Three people and a Kentucky-based magnetics company have been charged over allegations they conspired to send sensitive U.S. military data to China and illegally supply the Defense Department with Chinese-made materials for aircraft systems and other equipment.
The Justice Department announced Wednesday that Phil Pascoe, 60, and Monica Pascoe, 45, of Floyds Knobs, Indiana, and Scott Tubbs, 59, of Georgetown, Kentucky, had been arrested and charged with wire fraud, violations of the Arms Export Control Act, and smuggling of goods. The company, Quadrant Magnetics LLC, faces the same charges.
The three are accused of sending about 70 drawings of export-controlled technical data to an unspecified company in China, the Justice Department said in a news release. Export-controlled information requires a specific license or authorization to export in order to protect national security.
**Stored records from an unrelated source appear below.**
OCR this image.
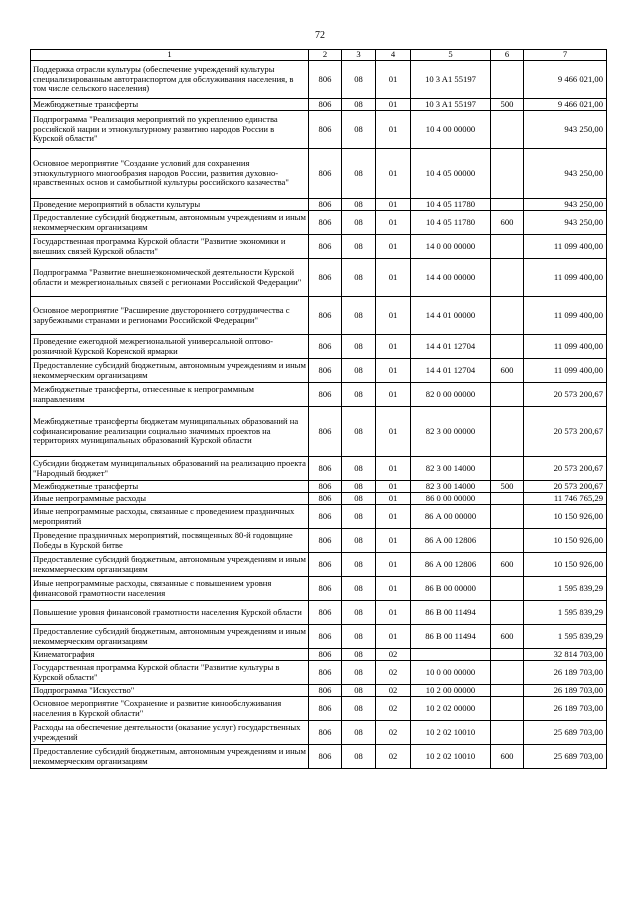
72
1	2	3	4	5	6	7
Поддержка отрасли культуры (обеспечение учреждений культуры специализированным автотранспортом для обслуживания населения, в том числе сельского населения)	806	08	01	10 3 A1 55197		9 466 021,00
Межбюджетные трансферты	806	08	01	10 3 A1 55197	500	9 466 021,00
Подпрограмма "Реализация мероприятий по укреплению единства российской нации и этнокультурному развитию народов России в Курской области"	806	08	01	10 4 00 00000		943 250,00
Основное мероприятие "Создание условий для сохранения этнокультурного многообразия народов России, развития духовно-нравственных основ и самобытной культуры российского казачества"	806	08	01	10 4 05 00000		943 250,00
Проведение мероприятий в области культуры	806	08	01	10 4 05 11780		943 250,00
Предоставление субсидий бюджетным, автономным учреждениям и иным некоммерческим организациям	806	08	01	10 4 05 11780	600	943 250,00
Государственная программа Курской области "Развитие экономики и внешних связей Курской области"	806	08	01	14 0 00 00000		11 099 400,00
Подпрограмма "Развитие внешнеэкономической деятельности Курской области и межрегиональных связей с регионами Российской Федерации"	806	08	01	14 4 00 00000		11 099 400,00
Основное мероприятие "Расширение двустороннего сотрудничества с зарубежными странами и регионами Российской Федерации"	806	08	01	14 4 01 00000		11 099 400,00
Проведение ежегодной межрегиональной универсальной оптово-розничной Курской Коренской ярмарки	806	08	01	14 4 01 12704		11 099 400,00
Предоставление субсидий бюджетным, автономным учреждениям и иным некоммерческим организациям	806	08	01	14 4 01 12704	600	11 099 400,00
Межбюджетные трансферты, отнесенные к непрограммным направлениям	806	08	01	82 0 00 00000		20 573 200,67
Межбюджетные трансферты бюджетам муниципальных образований на софинансирование реализации социально значимых проектов на территориях муниципальных образований Курской области	806	08	01	82 3 00 00000		20 573 200,67
Субсидии бюджетам муниципальных образований на реализацию проекта "Народный бюджет"	806	08	01	82 3 00 14000		20 573 200,67
Межбюджетные трансферты	806	08	01	82 3 00 14000	500	20 573 200,67
Иные непрограммные расходы	806	08	01	86 0 00 00000		11 746 765,29
Иные непрограммные расходы, связанные с проведением праздничных мероприятий	806	08	01	86 А 00 00000		10 150 926,00
Проведение праздничных мероприятий, посвященных 80-й годовщине Победы в Курской битве	806	08	01	86 А 00 12806		10 150 926,00
Предоставление субсидий бюджетным, автономным учреждениям и иным некоммерческим организациям	806	08	01	86 А 00 12806	600	10 150 926,00
Иные непрограммные расходы, связанные с повышением уровня финансовой грамотности населения	806	08	01	86 В 00 00000		1 595 839,29
Повышение уровня финансовой грамотности населения Курской области	806	08	01	86 В 00 11494		1 595 839,29
Предоставление субсидий бюджетным, автономным учреждениям и иным некоммерческим организациям	806	08	01	86 В 00 11494	600	1 595 839,29
Кинематография	806	08	02			32 814 703,00
Государственная программа Курской области "Развитие культуры в Курской области"	806	08	02	10 0 00 00000		26 189 703,00
Подпрограмма "Искусство"	806	08	02	10 2 00 00000		26 189 703,00
Основное мероприятие "Сохранение и развитие кинообслуживания населения в Курской области"	806	08	02	10 2 02 00000		26 189 703,00
Расходы на обеспечение деятельности (оказание услуг) государственных учреждений	806	08	02	10 2 02 10010		25 689 703,00
Предоставление субсидий бюджетным, автономным учреждениям и иным некоммерческим организациям	806	08	02	10 2 02 10010	600	25 689 703,00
The drawings, which were allegedly sent between January 2012 and December 2018, related to parts for U.S. military aviation, submarines, radar, tanks, mortars, missiles, infrared and thermal imaging targeting systems, and fire control systems, according to the release. The drawings were the property of two U.S. companies that the release does not name.
Meanwhile, Quadrant Magnetics is accused of importing rare earth magnets from China and selling them to two unspecified U.S. companies that then used them in parts sold to the Pentagon for F-16 Fighting Falcon and F-18 aircraft and other defense assets, according to the release.
By law, rare earth magnets have to be from the United States or an approved country. China is a prohibited country under the law. The same law recently caused the Pentagon to halt deliveries of the F-35 Lightning II fighter jet because Chinese-made magnets were discovered, but Pentagon officials in that case described the issue as an oversight and quickly signed a national security waiver.
The Justice Department news release does not specify the three people’s relationship to the company or one another, but a Louisville, Kentucky, business journal previously reported that Phil Pascoe is Quadrant’s president.
The company was also celebrated by Kentucky Gov. Andy Beshear as recently as January when it announced it was building a $95 million rare earth magnet manufacturing facility in the state. Bashear’s office told the Louisville Courier-Journal that, in the wake of the indictment, it is reviewing the state’s relationship with Quadrant, which included a deal for up to $3.4 million in tax breaks.
If convicted, Phil Pascoe, Monica Pascoe and Tubbs face sentences of up to 55 years in prison each for the charges against them, according to the Justice Department.
The case announced Wednesday marks the latest instance in which U.S. military information was allegedly sold or given to China. Earlier this week, the Justice Department announced that a defense contractor and former U.S. Army helicopter pilot was sentenced to 20 months in prison for selling aviation-related information to the Chinese government. A former Army reservist was also convicted in September on charges related to allegations he spied for China.